Using radio detectors to map lightning isn’t new; purpose-built radio antennas have long observed storms in New Mexico. But those images are low-resolution or only in two dimensions. LOFAR, a state-of-the-art astronomical telescope, can map lighting on a meter-by-meter scale in three dimensions, and with a frame rate 200 times faster than previous instruments could achieve. “The LOFAR measurements are giving us the first really clear picture of what’s happening inside the thunderstorm,” said Dwyer.

A materializing lightning bolt produces millions of radio pulses. To reconstruct a 3D lightning image from the jumble of data, the researchers employed an algorithm similar to one used in the Apollo moon landings. The algorithm continuously updates what’s known about an object’s position. Whereas a single radio antenna can only indicate the rough direction of the flash, adding data from a second antenna updates the position. By steadily looping in thousands of LOFAR’s antennas, the algorithm constructs a clear map.

When the researchers analyzed the data from the August 2018 lightning flash, they saw that the radio pulses all emanated from a 70-meter-wide region deep inside the storm cloud. They quickly inferred that the pattern of pulses supports one of the two leading theories about how the most common type of lightning gets started.

One idea holds that cosmic rays—particles from outer space—collide with electrons inside thunderstorms, triggering electron avalanches that strengthen the electric fields.

The new observations point to the rival theory. It starts with clusters of ice crystals inside the cloud. Turbulent collisions between the needle-shaped crystals brush off some of their electrons, leaving one end of each ice crystal positively charged and the other negatively charged. The positive end draws electrons from nearby air molecules. More electrons flow in from air molecules that are farther away, forming ribbons of ionized air that extend from each ice crystal tip. These are called streamers.

LOFAR, a large network of radio telescopes mostly in the Netherlands, records lightning when it isn’t doing astronomy.Photograph: LOFAR/ASTRON

Each crystal tip gives rise to hordes of streamers, with individual streamers branching off again and again. The streamers heat the surrounding air, ripping electrons from air molecules en masse so that a larger current flows onto the ice crystals. Eventually a streamer becomes hot and conductive enough to turn into a leader—a channel along which a fully fledged streak of lightning can suddenly travel.

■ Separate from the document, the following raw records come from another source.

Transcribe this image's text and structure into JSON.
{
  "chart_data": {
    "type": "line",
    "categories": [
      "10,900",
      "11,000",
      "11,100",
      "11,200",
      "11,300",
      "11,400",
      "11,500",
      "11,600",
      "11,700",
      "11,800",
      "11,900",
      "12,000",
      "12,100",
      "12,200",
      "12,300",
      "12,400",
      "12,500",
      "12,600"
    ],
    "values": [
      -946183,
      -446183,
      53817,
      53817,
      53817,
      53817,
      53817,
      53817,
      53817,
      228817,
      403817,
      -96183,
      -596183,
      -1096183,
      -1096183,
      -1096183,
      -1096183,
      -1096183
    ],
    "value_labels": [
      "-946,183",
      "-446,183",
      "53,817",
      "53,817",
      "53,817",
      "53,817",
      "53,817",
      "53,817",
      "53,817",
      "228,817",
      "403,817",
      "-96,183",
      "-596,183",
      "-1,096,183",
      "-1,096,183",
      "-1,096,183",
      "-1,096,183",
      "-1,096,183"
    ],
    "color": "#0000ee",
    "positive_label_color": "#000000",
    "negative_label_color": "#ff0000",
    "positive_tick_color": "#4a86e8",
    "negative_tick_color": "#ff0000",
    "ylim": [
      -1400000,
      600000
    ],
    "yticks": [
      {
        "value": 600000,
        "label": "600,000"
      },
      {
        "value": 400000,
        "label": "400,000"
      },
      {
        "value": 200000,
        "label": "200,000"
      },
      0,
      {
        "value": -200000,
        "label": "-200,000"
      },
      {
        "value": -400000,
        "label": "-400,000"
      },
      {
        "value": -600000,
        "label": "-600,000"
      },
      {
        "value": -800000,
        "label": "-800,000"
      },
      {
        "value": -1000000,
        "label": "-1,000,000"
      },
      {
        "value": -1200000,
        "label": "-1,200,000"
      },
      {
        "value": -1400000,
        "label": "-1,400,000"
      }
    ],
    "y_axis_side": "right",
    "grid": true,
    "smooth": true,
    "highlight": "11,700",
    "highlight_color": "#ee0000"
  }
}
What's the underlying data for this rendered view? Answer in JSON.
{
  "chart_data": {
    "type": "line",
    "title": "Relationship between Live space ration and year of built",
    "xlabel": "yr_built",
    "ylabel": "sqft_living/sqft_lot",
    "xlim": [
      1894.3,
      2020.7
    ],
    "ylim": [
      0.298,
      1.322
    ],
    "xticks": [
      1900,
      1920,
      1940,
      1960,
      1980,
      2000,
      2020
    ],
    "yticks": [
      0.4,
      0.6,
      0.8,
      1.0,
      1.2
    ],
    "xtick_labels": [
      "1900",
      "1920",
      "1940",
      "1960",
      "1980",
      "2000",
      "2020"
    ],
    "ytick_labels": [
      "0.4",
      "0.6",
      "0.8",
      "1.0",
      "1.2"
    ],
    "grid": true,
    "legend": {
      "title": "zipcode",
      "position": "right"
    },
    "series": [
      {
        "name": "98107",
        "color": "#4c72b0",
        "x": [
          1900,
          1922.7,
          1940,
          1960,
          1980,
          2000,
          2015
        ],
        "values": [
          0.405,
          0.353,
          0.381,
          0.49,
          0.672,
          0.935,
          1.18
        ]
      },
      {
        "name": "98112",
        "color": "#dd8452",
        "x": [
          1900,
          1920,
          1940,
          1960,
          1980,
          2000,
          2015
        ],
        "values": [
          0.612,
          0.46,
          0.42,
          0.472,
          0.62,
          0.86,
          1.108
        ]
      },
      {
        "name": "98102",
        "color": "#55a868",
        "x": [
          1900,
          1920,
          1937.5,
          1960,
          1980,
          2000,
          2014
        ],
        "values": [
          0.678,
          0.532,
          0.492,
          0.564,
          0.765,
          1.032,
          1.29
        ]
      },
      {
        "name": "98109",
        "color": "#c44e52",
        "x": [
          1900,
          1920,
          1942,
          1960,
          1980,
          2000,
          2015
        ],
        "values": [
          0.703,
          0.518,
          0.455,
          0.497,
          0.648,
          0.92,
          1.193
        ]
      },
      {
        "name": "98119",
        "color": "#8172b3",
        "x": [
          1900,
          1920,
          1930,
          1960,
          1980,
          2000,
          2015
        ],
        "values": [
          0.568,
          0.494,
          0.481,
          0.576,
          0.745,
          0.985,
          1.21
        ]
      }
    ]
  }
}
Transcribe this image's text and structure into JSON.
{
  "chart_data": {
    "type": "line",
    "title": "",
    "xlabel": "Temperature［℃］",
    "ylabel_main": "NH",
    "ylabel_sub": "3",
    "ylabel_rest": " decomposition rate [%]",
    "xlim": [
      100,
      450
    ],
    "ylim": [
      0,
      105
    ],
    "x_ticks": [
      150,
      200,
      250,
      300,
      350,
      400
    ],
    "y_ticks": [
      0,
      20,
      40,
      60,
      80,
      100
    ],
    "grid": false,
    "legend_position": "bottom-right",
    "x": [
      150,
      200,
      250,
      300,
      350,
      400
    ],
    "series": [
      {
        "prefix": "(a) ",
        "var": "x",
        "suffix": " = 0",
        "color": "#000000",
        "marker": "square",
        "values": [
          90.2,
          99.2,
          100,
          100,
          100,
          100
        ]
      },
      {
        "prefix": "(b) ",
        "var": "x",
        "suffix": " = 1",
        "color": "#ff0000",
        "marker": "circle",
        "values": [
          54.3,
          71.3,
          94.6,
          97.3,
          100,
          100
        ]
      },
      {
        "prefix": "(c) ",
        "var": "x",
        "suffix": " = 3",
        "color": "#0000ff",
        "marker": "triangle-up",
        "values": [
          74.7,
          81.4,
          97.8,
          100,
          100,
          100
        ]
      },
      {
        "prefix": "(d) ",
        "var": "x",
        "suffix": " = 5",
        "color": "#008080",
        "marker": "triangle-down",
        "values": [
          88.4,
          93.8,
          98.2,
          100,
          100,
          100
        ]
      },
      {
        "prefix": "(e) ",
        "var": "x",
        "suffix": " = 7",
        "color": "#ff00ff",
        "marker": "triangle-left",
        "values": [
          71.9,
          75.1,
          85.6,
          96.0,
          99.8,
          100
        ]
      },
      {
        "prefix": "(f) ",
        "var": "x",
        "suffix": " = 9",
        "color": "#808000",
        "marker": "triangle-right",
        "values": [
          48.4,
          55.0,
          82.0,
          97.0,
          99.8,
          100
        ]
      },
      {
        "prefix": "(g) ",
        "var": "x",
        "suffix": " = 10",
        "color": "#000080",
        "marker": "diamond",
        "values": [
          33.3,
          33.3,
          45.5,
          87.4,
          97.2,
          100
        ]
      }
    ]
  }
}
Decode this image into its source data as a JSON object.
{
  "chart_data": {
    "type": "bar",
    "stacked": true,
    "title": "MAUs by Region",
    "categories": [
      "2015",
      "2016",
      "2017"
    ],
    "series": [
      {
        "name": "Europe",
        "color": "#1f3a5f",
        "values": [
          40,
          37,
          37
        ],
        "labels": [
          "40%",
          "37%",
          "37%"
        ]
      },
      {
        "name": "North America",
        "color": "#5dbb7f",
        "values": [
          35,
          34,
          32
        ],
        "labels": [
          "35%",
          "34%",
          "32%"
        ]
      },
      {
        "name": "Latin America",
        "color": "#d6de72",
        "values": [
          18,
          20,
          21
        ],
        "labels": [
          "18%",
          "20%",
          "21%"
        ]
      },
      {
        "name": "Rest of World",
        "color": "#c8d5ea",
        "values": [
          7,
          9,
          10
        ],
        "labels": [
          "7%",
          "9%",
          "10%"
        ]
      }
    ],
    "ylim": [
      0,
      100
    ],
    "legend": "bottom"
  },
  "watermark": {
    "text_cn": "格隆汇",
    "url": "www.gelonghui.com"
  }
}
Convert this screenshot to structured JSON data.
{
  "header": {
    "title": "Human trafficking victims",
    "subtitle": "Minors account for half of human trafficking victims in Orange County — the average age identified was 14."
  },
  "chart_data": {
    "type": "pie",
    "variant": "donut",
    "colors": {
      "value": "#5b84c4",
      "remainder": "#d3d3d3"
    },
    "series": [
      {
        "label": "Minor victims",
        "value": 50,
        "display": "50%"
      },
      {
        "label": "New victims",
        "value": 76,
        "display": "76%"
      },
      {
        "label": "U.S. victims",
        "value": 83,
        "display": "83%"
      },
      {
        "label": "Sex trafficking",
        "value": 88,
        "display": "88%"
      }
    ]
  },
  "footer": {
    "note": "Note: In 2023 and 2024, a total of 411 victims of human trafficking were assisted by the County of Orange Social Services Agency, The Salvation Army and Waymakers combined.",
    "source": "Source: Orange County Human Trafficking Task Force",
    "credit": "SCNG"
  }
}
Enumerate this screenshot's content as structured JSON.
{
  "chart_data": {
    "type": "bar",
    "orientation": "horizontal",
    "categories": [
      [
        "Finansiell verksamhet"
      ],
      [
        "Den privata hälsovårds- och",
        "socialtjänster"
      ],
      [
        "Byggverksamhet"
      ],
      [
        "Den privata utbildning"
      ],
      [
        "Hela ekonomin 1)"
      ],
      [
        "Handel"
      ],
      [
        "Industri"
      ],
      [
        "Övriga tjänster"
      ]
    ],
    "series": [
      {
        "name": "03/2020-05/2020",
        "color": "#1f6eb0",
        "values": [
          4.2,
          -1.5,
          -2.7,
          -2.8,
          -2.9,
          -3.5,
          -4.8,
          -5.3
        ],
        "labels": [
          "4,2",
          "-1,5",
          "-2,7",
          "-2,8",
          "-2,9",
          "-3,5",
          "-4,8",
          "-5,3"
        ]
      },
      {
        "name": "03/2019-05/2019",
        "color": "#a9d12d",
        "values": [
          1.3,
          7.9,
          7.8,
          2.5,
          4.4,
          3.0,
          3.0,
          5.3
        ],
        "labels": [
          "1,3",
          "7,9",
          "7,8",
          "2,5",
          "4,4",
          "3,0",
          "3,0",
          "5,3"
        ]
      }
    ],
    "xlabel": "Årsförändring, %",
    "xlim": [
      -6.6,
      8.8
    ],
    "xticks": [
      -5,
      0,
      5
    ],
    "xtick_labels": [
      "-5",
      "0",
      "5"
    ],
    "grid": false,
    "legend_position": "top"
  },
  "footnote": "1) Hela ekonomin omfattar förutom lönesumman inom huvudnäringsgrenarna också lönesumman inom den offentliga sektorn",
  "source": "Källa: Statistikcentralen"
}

“This is what we’re seeing,” said Christopher Sterpka, first author on the new paper. In a movie showing the initiation of the flash that the researchers made from the data, radio pulses grow exponentially, likely because of the deluge of streamers. “After the avalanche stops, we see a lightning leader nearby,” he said. In recent months, Sterpka has been compiling more lightning initiation movies that look similar to the first.